Theranos n’avait jamais déployé ses appareils dans un magasin physique. Il a ensuite annoncé un partenariat avec Walgreens, qui a également échoué.

Une personne entre dans un magasin Walgreens à San Francisco, Californie, États-Unis, le mardi 13 avril 2021.

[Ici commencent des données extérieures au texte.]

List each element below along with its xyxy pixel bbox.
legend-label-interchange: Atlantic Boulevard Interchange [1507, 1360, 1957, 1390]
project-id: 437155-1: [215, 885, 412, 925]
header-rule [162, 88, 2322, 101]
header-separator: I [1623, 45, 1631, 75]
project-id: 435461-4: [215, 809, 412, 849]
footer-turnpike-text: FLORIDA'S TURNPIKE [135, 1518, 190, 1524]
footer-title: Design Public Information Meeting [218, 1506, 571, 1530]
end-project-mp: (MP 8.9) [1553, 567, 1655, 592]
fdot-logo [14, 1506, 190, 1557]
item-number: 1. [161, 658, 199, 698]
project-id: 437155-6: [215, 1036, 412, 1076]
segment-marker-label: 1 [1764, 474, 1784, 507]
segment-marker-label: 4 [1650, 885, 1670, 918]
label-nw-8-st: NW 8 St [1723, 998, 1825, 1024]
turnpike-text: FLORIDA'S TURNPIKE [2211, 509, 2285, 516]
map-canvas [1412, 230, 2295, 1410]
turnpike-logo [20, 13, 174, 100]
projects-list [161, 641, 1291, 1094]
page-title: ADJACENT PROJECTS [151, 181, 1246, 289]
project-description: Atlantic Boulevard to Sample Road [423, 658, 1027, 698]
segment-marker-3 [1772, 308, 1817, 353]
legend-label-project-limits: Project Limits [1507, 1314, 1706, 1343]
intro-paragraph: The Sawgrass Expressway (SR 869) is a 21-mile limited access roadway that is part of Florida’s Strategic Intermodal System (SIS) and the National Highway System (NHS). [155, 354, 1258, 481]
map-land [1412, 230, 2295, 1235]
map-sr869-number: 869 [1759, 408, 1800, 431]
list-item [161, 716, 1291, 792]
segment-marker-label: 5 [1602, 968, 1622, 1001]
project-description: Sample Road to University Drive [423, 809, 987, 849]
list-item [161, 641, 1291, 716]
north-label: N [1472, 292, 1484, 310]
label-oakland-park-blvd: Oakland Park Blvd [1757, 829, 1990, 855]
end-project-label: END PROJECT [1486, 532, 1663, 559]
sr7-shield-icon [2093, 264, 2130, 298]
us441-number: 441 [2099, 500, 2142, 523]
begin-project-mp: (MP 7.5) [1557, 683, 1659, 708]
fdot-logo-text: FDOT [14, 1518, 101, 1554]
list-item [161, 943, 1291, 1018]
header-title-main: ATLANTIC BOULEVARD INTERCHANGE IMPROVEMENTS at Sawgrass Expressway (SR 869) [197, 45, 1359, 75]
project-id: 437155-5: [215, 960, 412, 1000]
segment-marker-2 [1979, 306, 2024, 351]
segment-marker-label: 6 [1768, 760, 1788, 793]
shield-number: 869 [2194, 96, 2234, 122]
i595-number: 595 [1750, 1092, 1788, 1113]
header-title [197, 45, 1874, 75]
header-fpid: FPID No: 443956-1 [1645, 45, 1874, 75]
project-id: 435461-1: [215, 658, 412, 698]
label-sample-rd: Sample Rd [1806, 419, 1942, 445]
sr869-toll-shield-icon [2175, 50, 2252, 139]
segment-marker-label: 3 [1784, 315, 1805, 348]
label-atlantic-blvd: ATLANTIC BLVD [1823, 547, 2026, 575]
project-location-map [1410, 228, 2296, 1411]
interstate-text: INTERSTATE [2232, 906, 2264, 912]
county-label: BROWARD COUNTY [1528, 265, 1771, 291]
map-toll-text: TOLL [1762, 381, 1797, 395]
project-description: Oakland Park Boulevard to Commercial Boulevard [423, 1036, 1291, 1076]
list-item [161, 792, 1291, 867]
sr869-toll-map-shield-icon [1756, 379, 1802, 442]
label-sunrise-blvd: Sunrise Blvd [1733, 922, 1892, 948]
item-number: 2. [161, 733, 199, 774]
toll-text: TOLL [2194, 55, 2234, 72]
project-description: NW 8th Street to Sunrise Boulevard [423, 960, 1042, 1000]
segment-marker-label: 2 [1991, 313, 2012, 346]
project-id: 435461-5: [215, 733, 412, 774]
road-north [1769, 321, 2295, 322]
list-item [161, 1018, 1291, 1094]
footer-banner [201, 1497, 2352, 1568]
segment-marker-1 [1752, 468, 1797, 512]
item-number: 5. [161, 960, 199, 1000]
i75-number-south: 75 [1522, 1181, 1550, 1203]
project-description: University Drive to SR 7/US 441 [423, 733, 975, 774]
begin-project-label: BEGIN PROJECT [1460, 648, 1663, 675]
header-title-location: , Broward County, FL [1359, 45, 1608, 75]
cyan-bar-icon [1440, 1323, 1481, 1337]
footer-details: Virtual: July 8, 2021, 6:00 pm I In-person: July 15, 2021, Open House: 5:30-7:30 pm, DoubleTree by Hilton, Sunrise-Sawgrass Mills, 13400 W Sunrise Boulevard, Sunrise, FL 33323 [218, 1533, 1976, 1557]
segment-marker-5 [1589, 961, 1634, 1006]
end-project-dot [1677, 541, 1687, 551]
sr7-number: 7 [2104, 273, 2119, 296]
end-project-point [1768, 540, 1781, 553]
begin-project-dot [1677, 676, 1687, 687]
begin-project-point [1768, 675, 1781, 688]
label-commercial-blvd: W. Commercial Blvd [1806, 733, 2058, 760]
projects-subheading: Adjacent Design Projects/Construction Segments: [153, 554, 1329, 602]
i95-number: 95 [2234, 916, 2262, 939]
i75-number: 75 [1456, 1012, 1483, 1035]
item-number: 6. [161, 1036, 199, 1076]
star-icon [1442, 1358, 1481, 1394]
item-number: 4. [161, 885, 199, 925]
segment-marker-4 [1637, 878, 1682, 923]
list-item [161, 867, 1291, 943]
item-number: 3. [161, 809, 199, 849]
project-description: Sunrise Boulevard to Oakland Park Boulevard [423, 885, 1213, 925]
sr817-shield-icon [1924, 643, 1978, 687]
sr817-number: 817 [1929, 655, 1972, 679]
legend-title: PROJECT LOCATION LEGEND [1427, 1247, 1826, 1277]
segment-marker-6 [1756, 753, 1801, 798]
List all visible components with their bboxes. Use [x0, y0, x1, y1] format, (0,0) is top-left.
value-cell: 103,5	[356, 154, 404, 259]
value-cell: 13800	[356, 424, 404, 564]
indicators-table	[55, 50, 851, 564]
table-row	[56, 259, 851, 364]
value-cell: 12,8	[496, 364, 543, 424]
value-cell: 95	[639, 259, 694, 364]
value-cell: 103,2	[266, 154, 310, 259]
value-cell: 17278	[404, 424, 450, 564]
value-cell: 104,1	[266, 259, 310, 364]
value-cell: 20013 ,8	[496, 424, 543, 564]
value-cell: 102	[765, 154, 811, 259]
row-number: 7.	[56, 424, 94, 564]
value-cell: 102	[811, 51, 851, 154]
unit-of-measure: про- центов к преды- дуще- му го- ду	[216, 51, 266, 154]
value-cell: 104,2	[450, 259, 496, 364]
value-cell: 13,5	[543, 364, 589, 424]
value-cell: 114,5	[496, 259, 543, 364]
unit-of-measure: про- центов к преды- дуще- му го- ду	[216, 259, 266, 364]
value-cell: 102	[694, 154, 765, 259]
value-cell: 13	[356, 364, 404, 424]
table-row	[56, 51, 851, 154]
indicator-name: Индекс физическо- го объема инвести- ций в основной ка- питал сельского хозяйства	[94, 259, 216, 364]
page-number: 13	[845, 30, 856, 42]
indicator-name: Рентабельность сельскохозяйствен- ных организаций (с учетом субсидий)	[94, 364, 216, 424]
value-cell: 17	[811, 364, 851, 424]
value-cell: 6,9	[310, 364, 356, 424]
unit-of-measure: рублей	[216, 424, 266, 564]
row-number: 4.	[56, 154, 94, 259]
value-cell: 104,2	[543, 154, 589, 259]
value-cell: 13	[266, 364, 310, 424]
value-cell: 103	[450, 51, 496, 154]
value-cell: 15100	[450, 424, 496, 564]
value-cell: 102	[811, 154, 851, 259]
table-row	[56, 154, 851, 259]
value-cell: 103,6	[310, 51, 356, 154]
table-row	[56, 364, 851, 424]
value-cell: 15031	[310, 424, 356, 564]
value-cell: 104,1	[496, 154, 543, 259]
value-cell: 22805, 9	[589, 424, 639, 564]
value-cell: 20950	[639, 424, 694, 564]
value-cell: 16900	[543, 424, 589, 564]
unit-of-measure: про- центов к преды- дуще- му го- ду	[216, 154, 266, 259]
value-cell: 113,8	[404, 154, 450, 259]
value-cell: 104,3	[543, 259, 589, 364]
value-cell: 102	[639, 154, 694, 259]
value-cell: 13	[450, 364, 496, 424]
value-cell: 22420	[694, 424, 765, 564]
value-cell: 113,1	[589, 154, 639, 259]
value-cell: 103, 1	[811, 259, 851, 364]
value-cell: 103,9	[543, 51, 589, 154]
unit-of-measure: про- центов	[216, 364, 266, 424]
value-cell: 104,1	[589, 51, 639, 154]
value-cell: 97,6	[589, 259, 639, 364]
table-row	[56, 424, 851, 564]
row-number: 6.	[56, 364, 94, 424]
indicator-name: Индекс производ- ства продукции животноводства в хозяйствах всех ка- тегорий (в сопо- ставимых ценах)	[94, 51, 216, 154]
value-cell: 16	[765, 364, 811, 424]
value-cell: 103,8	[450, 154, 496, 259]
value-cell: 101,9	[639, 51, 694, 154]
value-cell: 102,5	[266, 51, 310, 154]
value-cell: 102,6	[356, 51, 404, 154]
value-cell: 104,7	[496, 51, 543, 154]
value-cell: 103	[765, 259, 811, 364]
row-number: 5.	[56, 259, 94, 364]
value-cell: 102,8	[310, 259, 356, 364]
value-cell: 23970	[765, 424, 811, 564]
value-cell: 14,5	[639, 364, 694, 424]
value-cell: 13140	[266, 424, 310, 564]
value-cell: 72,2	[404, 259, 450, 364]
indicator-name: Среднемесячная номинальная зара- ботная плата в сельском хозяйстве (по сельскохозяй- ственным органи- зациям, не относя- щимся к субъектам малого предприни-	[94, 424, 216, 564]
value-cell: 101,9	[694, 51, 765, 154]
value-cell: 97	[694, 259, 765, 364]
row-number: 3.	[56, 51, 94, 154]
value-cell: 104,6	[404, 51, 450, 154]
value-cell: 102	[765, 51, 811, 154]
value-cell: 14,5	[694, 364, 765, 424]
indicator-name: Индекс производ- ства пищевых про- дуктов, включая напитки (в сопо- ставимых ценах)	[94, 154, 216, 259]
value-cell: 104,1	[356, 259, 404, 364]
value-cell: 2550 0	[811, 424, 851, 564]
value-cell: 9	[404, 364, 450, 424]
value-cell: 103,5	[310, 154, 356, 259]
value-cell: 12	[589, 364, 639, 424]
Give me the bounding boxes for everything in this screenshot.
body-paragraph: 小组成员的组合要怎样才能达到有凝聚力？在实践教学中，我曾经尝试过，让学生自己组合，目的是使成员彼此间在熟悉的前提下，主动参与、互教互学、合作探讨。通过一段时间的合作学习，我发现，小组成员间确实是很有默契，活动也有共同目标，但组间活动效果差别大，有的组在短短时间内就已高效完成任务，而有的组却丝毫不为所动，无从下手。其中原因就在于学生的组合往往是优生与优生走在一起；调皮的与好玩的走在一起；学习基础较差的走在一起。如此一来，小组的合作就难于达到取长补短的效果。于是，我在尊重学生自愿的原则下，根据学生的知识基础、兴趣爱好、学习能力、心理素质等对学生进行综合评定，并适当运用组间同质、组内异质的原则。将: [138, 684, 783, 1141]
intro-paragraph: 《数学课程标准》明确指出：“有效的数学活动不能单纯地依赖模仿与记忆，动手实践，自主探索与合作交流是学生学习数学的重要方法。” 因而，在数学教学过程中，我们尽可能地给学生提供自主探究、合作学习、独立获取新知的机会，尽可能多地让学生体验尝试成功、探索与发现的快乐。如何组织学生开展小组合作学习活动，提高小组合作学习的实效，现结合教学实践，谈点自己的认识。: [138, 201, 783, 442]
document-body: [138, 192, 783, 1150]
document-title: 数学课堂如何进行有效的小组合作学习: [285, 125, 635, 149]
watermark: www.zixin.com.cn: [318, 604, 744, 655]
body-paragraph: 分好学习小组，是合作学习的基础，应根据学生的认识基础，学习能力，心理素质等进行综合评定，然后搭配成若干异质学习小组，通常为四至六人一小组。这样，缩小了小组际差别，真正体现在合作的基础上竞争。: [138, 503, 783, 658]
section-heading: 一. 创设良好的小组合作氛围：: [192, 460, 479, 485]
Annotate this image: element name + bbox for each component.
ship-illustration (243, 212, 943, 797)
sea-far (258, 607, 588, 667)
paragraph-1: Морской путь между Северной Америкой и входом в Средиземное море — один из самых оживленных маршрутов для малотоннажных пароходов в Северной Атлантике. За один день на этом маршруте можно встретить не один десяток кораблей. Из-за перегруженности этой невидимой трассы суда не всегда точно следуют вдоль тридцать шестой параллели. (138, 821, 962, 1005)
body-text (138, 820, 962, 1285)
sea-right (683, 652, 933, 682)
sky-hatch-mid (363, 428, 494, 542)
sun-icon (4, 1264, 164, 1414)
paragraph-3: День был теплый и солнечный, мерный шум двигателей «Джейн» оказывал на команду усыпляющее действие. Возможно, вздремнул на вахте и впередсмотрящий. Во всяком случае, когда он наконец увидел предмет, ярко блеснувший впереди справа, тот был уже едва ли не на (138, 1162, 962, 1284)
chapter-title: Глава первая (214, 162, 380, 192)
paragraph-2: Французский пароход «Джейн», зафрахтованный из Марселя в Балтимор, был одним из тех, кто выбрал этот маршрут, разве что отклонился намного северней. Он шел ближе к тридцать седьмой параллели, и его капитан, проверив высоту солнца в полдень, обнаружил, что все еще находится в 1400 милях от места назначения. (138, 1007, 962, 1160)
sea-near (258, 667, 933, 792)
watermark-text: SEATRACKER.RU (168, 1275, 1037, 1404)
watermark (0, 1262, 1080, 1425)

David Paul Morris | Bloomberg | Getty Images

« Donc, vous avez compris que Safeway ou Walgreens ou l’une des autres sociétés avec lesquelles ils parlaient, ce serait leur premier déploiement de technologie basé sur le consommateur, n’est-ce pas ? » a demandé Downey. « Vous avez compris qu’ils n’avaient jamais étendu cette technologie à grande échelle, n’est-ce pas ? »

« Je savais qu’ils n’avaient pas beaucoup de clients », a déclaré Burd.

Downey a également souligné les propres défis de Safeway. Le cours de l’action de la société avait chuté de 19 $ en janvier 2012 à 14 $ en juillet de la même année, alors que Safeway et Theranos s’efforçaient de mettre les appareils en service.

« Avez-vous communiqué avec Mme Holmes par SMS ou autrement et lui avez-vous dit que vous pensiez que le cours de l’action Safeway s’améliorerait si vous pouviez annoncer le lancement d’un produit Theranos dans les magasins Safeway ? » a demandé Downey. Burd a témoigné qu’il ne se souvenait pas d’avoir dit cela, mais a convenu que le stock de Safeway aurait augmenté si le lancement avait eu lieu.

Certains des courriels de Burd datant de cette période en 2012 ont été lus au tribunal et ont révélé sa frustration croissante envers Theranos.

Dans l’un de ses e-mails à Holmes, Burd a écrit dans la ligne d’objet, « Devenir découragé ». Il a témoigné: « Je suis l’une des personnes les plus positives que vous rencontrerez jamais, je ne me décourage pas. »

Burd a également déclaré aux jurés que Safeway effectuait des tests d’essai sur les employés qui travaillaient sur le campus de l’entreprise. Cependant, les tests revenaient inexacts.

« Je pense que chaque fois que vous commencez quelque chose de nouveau, vous allez avoir des moments difficiles, mais nous avons continué à avoir des moments difficiles », a déclaré Burd. « Nous avons eu des échantillons qui ont été perdus, nous avons eu des résultats qui n’avaient aucun sens. »

Wade Miquelon, l’ancien directeur financier de Walgreens, a pris la parole mardi soir. Il a témoigné d’une série de réunions qu’il a eues avec Holmes et son cadre supérieur, Ramesh « Sunny » Balwani, en 2010.

« C’était l’une des entreprises les plus excitantes que nous ayons vues, pas seulement en laboratoire mais en général », a déclaré Miquelon, ajoutant que « nous étions très enthousiastes à l’idée de former ce partenariat ».

Walgreens avait à un moment donné plus de 40 centres de tests sanguins Theranos dans ses magasins. Le témoignage de Miquelon se poursuit mercredi.